Cuando Roland estaba allí, Colin solía quedarse callado e incluso se retiraba temprano, sobre todo si se presentaba Johnny, porque el joven trotskista y el viejo estalinista se enzarzaban en discusiones estentóreas, acaloradas y a menudo desagradables. Sylvia también huía a refugiarse en las habitaciones de Julia.
Johnny había estado en Cuba, donde le habían encargado la realización de una película. «Aunque me temo que no dará mucho dinero, Frances.» Entretanto, había hecho una visita a la Zambia independiente con el camarada Mo.

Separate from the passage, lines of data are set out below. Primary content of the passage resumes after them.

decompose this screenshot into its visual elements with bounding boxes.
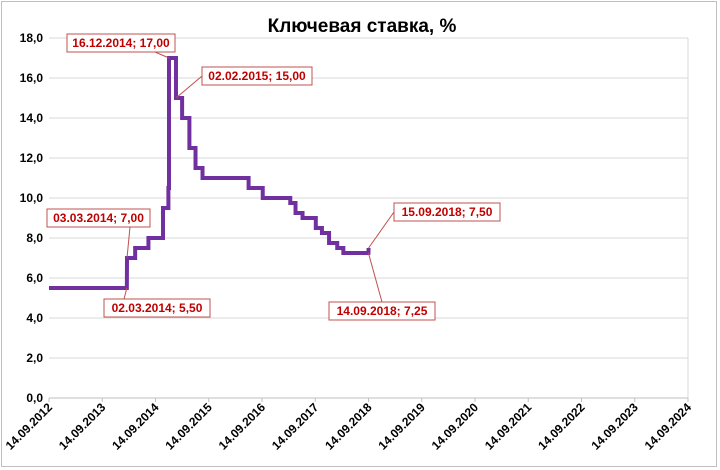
annotation-label: 16.12.2014; 17,00: [72, 36, 170, 50]
x-tick-label: 14.09.2013: [56, 400, 109, 453]
annotation-box: [66, 33, 176, 53]
x-tick-label: 14.09.2015: [163, 400, 216, 453]
annotation-leader: [368, 211, 395, 249]
annotation-leader: [175, 75, 203, 99]
x-tick-label: 14.09.2012: [3, 400, 56, 453]
y-tick-label: 12,0: [20, 151, 44, 165]
x-tick-label: 14.09.2021: [482, 400, 535, 453]
y-tick-label: 2,0: [26, 351, 43, 365]
series: [49, 56, 371, 290]
annotation-box: [103, 298, 211, 318]
gridlines: [49, 37, 689, 399]
x-tick-label: 14.09.2020: [429, 400, 482, 453]
key-rate-series-line: [49, 56, 371, 290]
x-tick-label: 14.09.2024: [642, 400, 695, 453]
x-tick-label: 14.09.2019: [376, 400, 429, 453]
x-tick-label: 14.09.2016: [216, 400, 269, 453]
y-tick-label: 14,0: [20, 111, 44, 125]
annotation-box: [46, 208, 151, 228]
y-tick-label: 16,0: [20, 71, 44, 85]
x-tick-label: 14.09.2023: [589, 400, 642, 453]
annotation-label: 14.09.2018; 7,25: [337, 304, 428, 318]
y-tick-label: 4,0: [26, 311, 43, 325]
axes: 0,0 2,0 4,0 6,0 8,0 10,0 12,0 14,0 16,0 18,0 14.09…: [3, 31, 695, 453]
annotation-label: 15.09.2018; 7,50: [402, 205, 493, 219]
y-tick-label: 8,0: [26, 231, 43, 245]
annotation-leader: [154, 51, 170, 59]
y-tick-label: 0,0: [26, 391, 43, 405]
annotations: 16.12.2014; 17,00 02.02.2015; 15,00 03.03.…: [46, 33, 501, 321]
annotation-label: 02.03.2014; 5,50: [112, 301, 203, 315]
annotation-leader: [367, 252, 383, 303]
annotation-label: 02.02.2015; 15,00: [208, 69, 306, 83]
y-tick-label: 6,0: [26, 271, 43, 285]
annotation-leader: [123, 287, 128, 300]
x-tick-label: 14.09.2018: [322, 400, 375, 453]
x-tick-label: 14.09.2017: [269, 400, 322, 453]
annotation-box: [328, 301, 436, 321]
annotation-box: [201, 66, 313, 86]
annotation-box: [393, 202, 501, 222]
x-tick-label: 14.09.2022: [535, 400, 588, 453]
annotation-label: 03.03.2014; 7,00: [53, 211, 144, 225]
x-tick-label: 14.09.2014: [109, 400, 162, 453]
y-tick-label: 18,0: [20, 31, 44, 45]
annotation-leader: [126, 226, 131, 259]
y-tick-label: 10,0: [20, 191, 44, 205]
chart-title: Ключевая ставка, %: [268, 16, 457, 37]
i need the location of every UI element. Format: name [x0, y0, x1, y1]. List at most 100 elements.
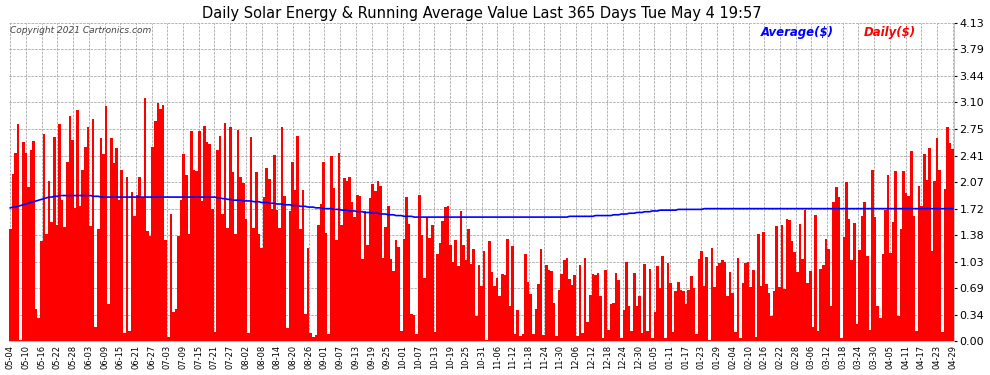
Bar: [315, 335, 317, 341]
Bar: [353, 216, 356, 341]
Bar: [144, 98, 147, 341]
Bar: [154, 121, 156, 341]
Bar: [275, 210, 278, 341]
Bar: [488, 241, 491, 341]
Bar: [599, 296, 602, 341]
Bar: [902, 171, 905, 341]
Bar: [674, 291, 677, 341]
Bar: [677, 282, 679, 341]
Bar: [936, 138, 939, 341]
Bar: [167, 338, 169, 341]
Bar: [501, 274, 504, 341]
Bar: [934, 182, 936, 341]
Bar: [721, 260, 724, 341]
Bar: [480, 286, 483, 341]
Bar: [94, 327, 97, 341]
Bar: [491, 272, 493, 341]
Bar: [424, 278, 426, 341]
Bar: [661, 256, 664, 341]
Bar: [855, 324, 858, 341]
Bar: [847, 219, 850, 341]
Bar: [879, 318, 881, 341]
Bar: [788, 220, 791, 341]
Bar: [522, 334, 525, 341]
Bar: [71, 140, 73, 341]
Bar: [338, 153, 341, 341]
Bar: [732, 292, 734, 341]
Bar: [946, 127, 948, 341]
Bar: [552, 303, 555, 341]
Bar: [46, 234, 48, 341]
Bar: [68, 116, 71, 341]
Bar: [744, 263, 746, 341]
Bar: [538, 284, 540, 341]
Bar: [472, 249, 475, 341]
Bar: [780, 225, 783, 341]
Bar: [817, 331, 820, 341]
Bar: [302, 190, 304, 341]
Bar: [283, 196, 286, 341]
Bar: [648, 269, 651, 341]
Bar: [703, 286, 706, 341]
Bar: [188, 234, 190, 341]
Bar: [141, 197, 144, 341]
Bar: [76, 110, 79, 341]
Bar: [235, 234, 237, 341]
Bar: [387, 206, 390, 341]
Bar: [573, 275, 576, 341]
Bar: [775, 226, 778, 341]
Bar: [464, 260, 467, 341]
Bar: [687, 290, 690, 341]
Bar: [25, 153, 27, 341]
Title: Daily Solar Energy & Running Average Value Last 365 Days Tue May 4 19:57: Daily Solar Energy & Running Average Val…: [202, 6, 761, 21]
Bar: [395, 240, 397, 341]
Bar: [48, 181, 50, 341]
Bar: [361, 260, 363, 341]
Bar: [53, 137, 55, 341]
Bar: [550, 271, 552, 341]
Bar: [376, 181, 379, 341]
Bar: [237, 129, 240, 341]
Bar: [33, 141, 35, 341]
Bar: [804, 210, 807, 341]
Bar: [679, 290, 682, 341]
Bar: [81, 170, 84, 341]
Bar: [589, 295, 592, 341]
Bar: [560, 274, 563, 341]
Bar: [408, 224, 410, 341]
Bar: [871, 170, 874, 341]
Bar: [716, 266, 719, 341]
Bar: [555, 336, 558, 341]
Bar: [43, 134, 46, 341]
Bar: [765, 284, 767, 341]
Bar: [519, 336, 522, 341]
Bar: [615, 273, 618, 341]
Bar: [17, 124, 20, 341]
Bar: [182, 154, 185, 341]
Bar: [270, 209, 273, 341]
Bar: [363, 211, 366, 341]
Bar: [636, 306, 639, 341]
Bar: [881, 254, 884, 341]
Bar: [136, 195, 139, 341]
Bar: [858, 250, 861, 341]
Bar: [27, 187, 30, 341]
Bar: [454, 240, 457, 341]
Bar: [568, 279, 571, 341]
Bar: [328, 334, 330, 341]
Bar: [669, 283, 672, 341]
Bar: [390, 260, 392, 341]
Bar: [746, 262, 749, 341]
Bar: [845, 182, 847, 341]
Bar: [892, 222, 895, 341]
Bar: [128, 330, 131, 341]
Bar: [113, 163, 115, 341]
Bar: [682, 291, 685, 341]
Bar: [222, 214, 224, 341]
Bar: [651, 338, 653, 341]
Bar: [645, 331, 648, 341]
Bar: [719, 263, 721, 341]
Bar: [325, 234, 328, 341]
Bar: [172, 312, 174, 341]
Bar: [265, 168, 268, 341]
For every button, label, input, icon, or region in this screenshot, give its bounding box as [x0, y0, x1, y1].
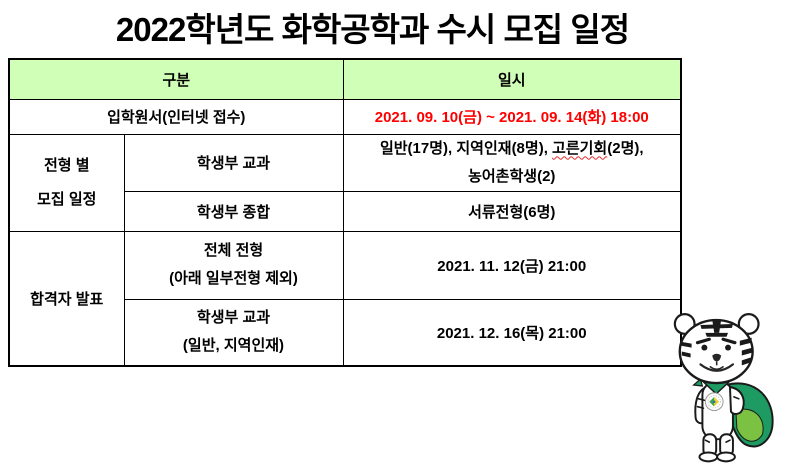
left-cheek-stripes: [680, 341, 692, 358]
gyogwa-announcement-row: 학생부 교과 (일반, 지역인재) 2021. 12. 16(목) 21:00: [9, 298, 682, 367]
application-row: 입학원서(인터넷 접수) 2021. 09. 10(금) ~ 2021. 09.…: [8, 98, 682, 135]
all-tracks-label-cell: 전체 전형 (아래 일부전형 제외): [123, 230, 344, 300]
tiger-head: [678, 318, 754, 385]
gyogwa-quota-cell: 일반(17명), 지역인재(8명), 고른기회(2명), 농어촌학생(2): [342, 133, 682, 192]
schedule-group-cell: 전형 별 모집 일정: [8, 133, 125, 232]
tiger-left-foot: [698, 451, 719, 463]
gyogwa-tracks-label-line1: 학생부 교과: [196, 309, 271, 327]
gyogwa-tracks-datetime-cell: 2021. 12. 16(목) 21:00: [342, 298, 682, 367]
left-eye: [701, 344, 708, 351]
gyogwa-quota-row: 전형 별 모집 일정 학생부 교과 일반(17명), 지역인재(8명), 고른기…: [8, 133, 682, 232]
schedule-group-line1: 전형 별: [43, 156, 90, 174]
gyogwa-label-cell: 학생부 교과: [123, 133, 344, 192]
badge-dot: [712, 400, 716, 404]
badge-text-ring: [707, 395, 721, 409]
gyogwa-quota-line1: 일반(17명), 지역인재(8명), 고른기회(2명),: [348, 135, 677, 163]
gyogwa-quota-line2: 농어촌학생(2): [468, 167, 556, 185]
gyogwa-tracks-label-cell: 학생부 교과 (일반, 지역인재): [123, 298, 344, 367]
table-header-row: 구분 일시: [8, 58, 682, 100]
quota-part2: (2명),: [607, 139, 644, 157]
jonghap-label-cell: 학생부 종합: [123, 190, 344, 232]
quota-part1: 일반(17명), 지역인재(8명),: [379, 139, 553, 157]
tiger-mascot-image: [673, 313, 774, 463]
header-datetime-cell: 일시: [342, 58, 682, 100]
smile-mouth: [699, 363, 735, 372]
quota-spellchecked-word: 고른기회: [552, 139, 608, 157]
all-tracks-datetime-cell: 2021. 11. 12(금) 21:00: [342, 230, 682, 300]
gyogwa-tracks-label-line2: (일반, 지역인재): [182, 337, 285, 355]
all-tracks-label-line1: 전체 전형: [203, 242, 264, 259]
right-eye: [725, 344, 731, 351]
tiger-right-arm: [728, 385, 745, 415]
tiger-right-ear: [737, 313, 760, 335]
right-eyebrow: [721, 337, 737, 345]
forehead-stripe-bar1: [700, 323, 733, 329]
body-stripes: [696, 396, 740, 443]
admission-schedule-table: 구분 일시 입학원서(인터넷 접수) 2021. 09. 10(금) ~ 202…: [8, 58, 682, 367]
all-tracks-announcement-row: 합격자 발표 전체 전형 (아래 일부전형 제외) 2021. 11. 12(금…: [8, 230, 682, 367]
nose: [712, 353, 722, 362]
forehead-stripe-bar2: [705, 332, 729, 337]
jonghap-value-cell: 서류전형(6명): [342, 190, 682, 232]
header-category-cell: 구분: [8, 58, 344, 100]
tiger-right-foot: [716, 451, 736, 463]
jonghap-row: 학생부 종합 서류전형(6명): [9, 190, 682, 232]
all-tracks-label-line2: (아래 일부전형 제외): [169, 270, 298, 287]
schedule-group-line2: 모집 일정: [37, 190, 97, 208]
badge-diamond-green: [709, 396, 715, 407]
application-label-cell: 입학원서(인터넷 접수): [8, 98, 344, 135]
badge-diamond-yellow: [714, 396, 720, 407]
page-title: 2022학년도 화학공학과 수시 모집 일정: [115, 11, 630, 48]
left-eyebrow: [695, 337, 711, 345]
smile-inner: [709, 366, 724, 371]
right-cheek-stripes: [739, 337, 753, 366]
application-period-cell: 2021. 09. 10(금) ~ 2021. 09. 14(화) 18:00: [342, 98, 682, 135]
cape-lining-shape: [735, 408, 764, 442]
announcement-group-cell: 합격자 발표: [8, 230, 125, 367]
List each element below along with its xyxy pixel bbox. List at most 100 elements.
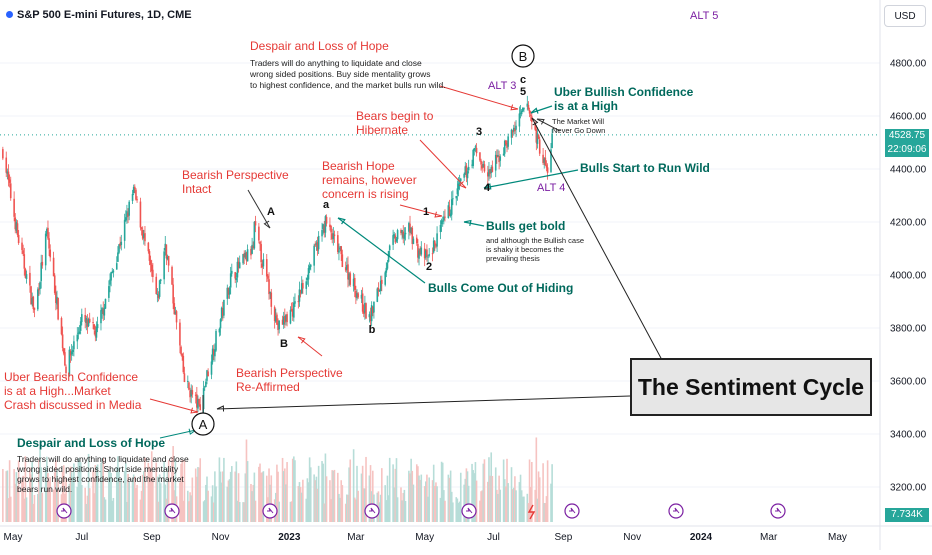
candle-body: [337, 235, 339, 252]
candle-body: [458, 182, 461, 184]
volume-bar: [294, 460, 296, 522]
candle-body: [55, 292, 57, 303]
x-tick-label: Sep: [555, 532, 573, 543]
volume-bar: [325, 476, 328, 522]
candle-body: [166, 256, 169, 260]
candle-body: [227, 287, 230, 295]
volume-bar: [179, 482, 181, 522]
volume-bar: [210, 496, 213, 522]
volume-bar: [194, 468, 197, 522]
candle-body: [309, 264, 312, 267]
despair-bottom-body: grows to highest confidence, and the mar…: [17, 474, 184, 484]
despair-top-body: to highest confidence, and the market bu…: [250, 80, 446, 90]
candle-body: [302, 282, 304, 289]
x-tick-label: Mar: [347, 532, 365, 543]
candle-body: [9, 183, 12, 199]
event-icon-glyph: [673, 507, 680, 514]
volume-bar: [103, 497, 106, 522]
candle-body: [515, 125, 517, 130]
candle-body: [268, 279, 270, 295]
volume-bar: [545, 496, 548, 522]
volume-bar: [321, 461, 323, 522]
volume-bar: [291, 458, 294, 522]
candle-body: [348, 273, 350, 280]
candle-body: [77, 332, 80, 334]
volume-bar: [21, 479, 23, 522]
volume-bar: [302, 479, 304, 522]
volume-bar: [81, 485, 83, 522]
uber-bullish-label: is at a High: [554, 99, 618, 113]
volume-bar: [497, 493, 499, 522]
volume-bar: [357, 490, 359, 522]
volume-bar: [260, 472, 262, 522]
volume-bar: [120, 480, 123, 522]
arrow-never-down: [536, 118, 561, 132]
volume-bar: [474, 462, 477, 522]
candle-body: [207, 371, 209, 377]
volume-bar: [455, 497, 458, 522]
volume-bar: [369, 465, 372, 522]
volume-bar: [507, 483, 509, 522]
candle-body: [120, 241, 123, 246]
volume-bar: [510, 467, 513, 522]
candle-body: [507, 136, 509, 147]
volume-bar: [515, 490, 517, 522]
volume-bar: [542, 463, 544, 522]
candle-body: [124, 217, 127, 221]
volume-bar: [211, 485, 214, 522]
volume-bar: [259, 463, 261, 522]
candle-body: [379, 280, 382, 292]
volume-bar: [203, 500, 206, 522]
volume-bar: [483, 459, 486, 522]
arrow-cycle-top: [531, 117, 663, 361]
arrow-bulls-bold-head: [463, 219, 472, 227]
candle-body: [377, 287, 380, 292]
bulls-bold-label: Bulls get bold: [486, 219, 565, 233]
candle-body: [339, 247, 341, 250]
candle-body: [60, 318, 63, 335]
candle-body: [30, 286, 32, 305]
candle-body: [282, 316, 285, 325]
candle-body: [482, 163, 485, 168]
volume-bar: [166, 467, 169, 522]
candle-body: [41, 261, 44, 266]
volume-bar: [229, 471, 232, 522]
candle-body: [483, 164, 486, 172]
volume-bar: [381, 468, 383, 522]
alt3-label: ALT 3: [488, 80, 516, 92]
volume-bar: [93, 493, 96, 522]
volume-bar: [465, 468, 468, 522]
candle-body: [475, 147, 478, 154]
volume-bar: [108, 470, 110, 522]
volume-bar: [163, 460, 165, 522]
volume-bar: [150, 451, 153, 522]
arrow-uber-bullish-head: [530, 107, 539, 114]
candle-body: [400, 230, 402, 234]
volume-bar: [403, 489, 406, 522]
volume-bar: [24, 456, 27, 522]
volume-bar: [284, 468, 286, 522]
volume-bar: [23, 498, 26, 522]
candle-body: [260, 244, 262, 263]
volume-bar: [332, 470, 335, 522]
volume-bar: [489, 475, 491, 522]
volume-bar: [143, 471, 145, 522]
candle-body: [346, 265, 348, 270]
candle-body: [324, 216, 327, 233]
x-tick-label: Sep: [143, 532, 161, 543]
volume-bar: [228, 479, 231, 522]
volume-bar: [490, 452, 493, 522]
x-tick-label: Jul: [487, 532, 500, 543]
candle-body: [551, 133, 553, 148]
currency-button[interactable]: USD: [884, 5, 926, 27]
volume-bar: [262, 471, 265, 522]
volume-bar: [95, 465, 98, 522]
volume-bar: [538, 477, 541, 522]
volume-bar: [387, 495, 390, 522]
volume-bar: [329, 480, 331, 522]
candle-body: [489, 169, 491, 174]
candle-body: [368, 314, 371, 318]
candle-body: [47, 227, 49, 239]
volume-bar: [440, 461, 443, 522]
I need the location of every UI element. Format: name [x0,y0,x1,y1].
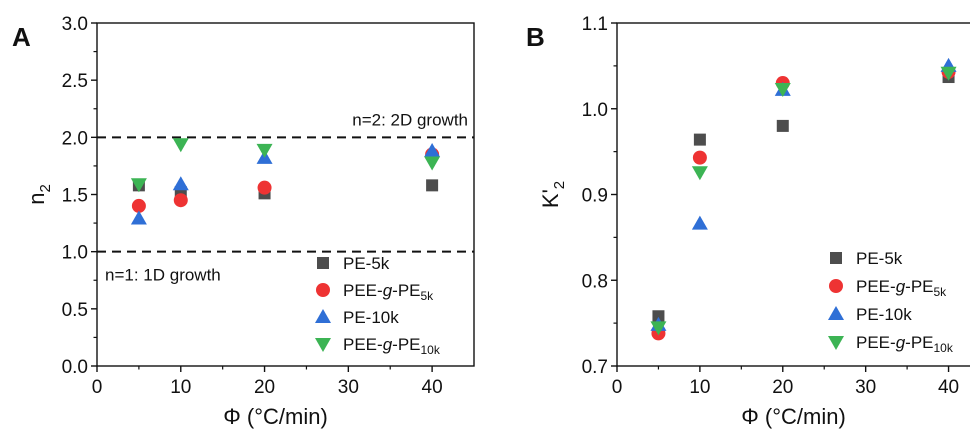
reference-line-label: n=2: 2D growth [352,110,468,129]
legend-marker [828,306,844,320]
data-point [940,66,957,81]
y-tick-label: 1.1 [582,14,608,35]
x-tick-label: 30 [855,377,876,398]
data-point [173,193,188,208]
y-tick-label: 0.8 [582,271,608,292]
y-tick-label: 0.9 [582,186,608,207]
data-point [130,178,147,193]
data-point [131,198,146,213]
data-point [256,143,273,158]
reference-line-label: n=1: 1D growth [105,266,221,285]
y-axis-title: K'2 [538,181,568,208]
x-tick-label: 30 [338,377,359,398]
y-tick-label: 0.0 [62,357,88,378]
data-point [774,83,791,98]
plot-frame [616,22,970,367]
data-point [691,215,708,230]
legend-label: PE-5k [343,254,390,273]
y-tick-label: 1.0 [62,243,88,264]
legend-marker [830,252,842,264]
x-tick-label: 0 [612,377,623,398]
y-tick-label: 1.5 [62,186,88,207]
legend: PE-5k PEE-g-PE5k PE-10k PEE-g-PE10k [315,254,441,357]
data-point [691,166,708,181]
legend-label: PE-10k [856,305,912,324]
x-tick-label: 0 [92,377,103,398]
data-point [424,143,441,158]
data-point [692,150,707,165]
y-tick-label: 0.7 [582,357,608,378]
legend-label: PE-10k [343,308,399,327]
x-tick-label: 20 [772,377,793,398]
x-axis-title: Φ (°C/min) [223,404,328,429]
legend-label: PEE-g-PE5k [343,281,434,303]
legend-marker [829,279,843,293]
x-tick-label: 10 [170,377,191,398]
legend-label: PEE-g-PE5k [856,277,947,299]
data-point [424,156,441,171]
data-point [650,321,667,336]
data-point [693,133,706,146]
legend-marker [316,283,330,297]
legend-marker [315,338,331,352]
x-tick-label: 20 [254,377,275,398]
panel-B: B 0 10 20 30 40 0.7 0.8 0.9 1.0 1.1 Φ (°C/min) K'2 PE… [526,14,970,429]
y-tick-label: 3.0 [62,14,88,35]
panel-A: A 0 10 20 30 40 0.0 0.5 1.0 1.5 2.0 2.5 3.0 Φ (°C/min… [12,14,475,429]
data-point [426,179,439,192]
y-axis-title: n2 [24,184,54,205]
legend-label: PEE-g-PE10k [856,333,954,355]
data-point [652,310,665,323]
x-tick-label: 10 [689,377,710,398]
x-axis-title: Φ (°C/min) [741,404,846,429]
x-tick-label: 40 [938,377,959,398]
panel-letter: B [526,22,545,52]
data-point [776,119,789,132]
data-point [130,210,147,225]
legend-marker [317,257,329,269]
y-tick-label: 2.5 [62,71,88,92]
data-point [172,138,189,153]
data-point [172,176,189,191]
data-point [257,180,272,195]
legend-marker [315,309,331,323]
legend-marker [828,336,844,350]
legend: PE-5k PEE-g-PE5k PE-10k PEE-g-PE10k [828,249,954,355]
x-tick-label: 40 [422,377,443,398]
legend-label: PEE-g-PE10k [343,335,441,357]
legend-label: PE-5k [856,249,903,268]
y-tick-label: 2.0 [62,128,88,149]
y-tick-label: 1.0 [582,100,608,121]
y-tick-label: 0.5 [62,300,88,321]
panel-letter: A [12,22,31,52]
plot-frame [96,22,475,367]
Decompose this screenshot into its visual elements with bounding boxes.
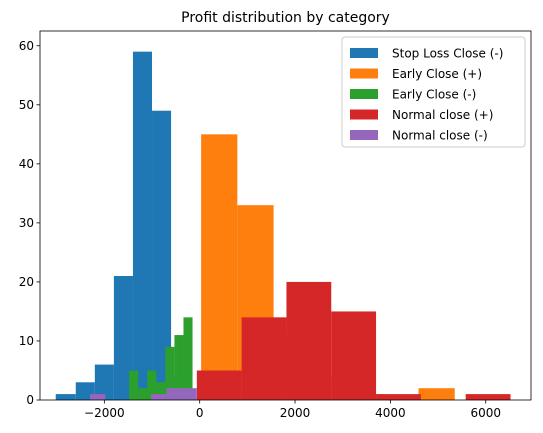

Ahora Rose: había causado dificultades prácticamente todos los días desde hacía cuatro meses. Se negaba a retomar los estudios y a regresar a su casa. Estaba dispuesta a estudiar en Saint Joseph, siempre que le permitieran instalarse ahí, en esa casa. Andrew fue a ver otra vez a sus padres. Creían que ese encantador joven de clase alta tenía planes que incluían a su hija, de manera que accedieron a que ésta asistiese a un colegio sin internado de Londres, aunque no a Saint Joseph, que escapaba a sus posibilidades. Le pagarían el instituto y le darían una asignación para ropa, pero no se harían cargo de los gastos de alojamiento y comida. Dieron a entender que éstos eran responsabilidad de Andrew, lo que significaba que correrían por cuenta de Frances.
Quizá le pidiese que a cambio se ocupara de ciertas tareas domésticas, ya que a pesar de la señora Philby, la asistenta de Julia —que no hacía mucho más que pasar la aspiradora—, resultaba imposible mantener la casa limpia. «No seas tonta —dijo Andrew—. ¿Piensas que Rose va a mover un dedo?»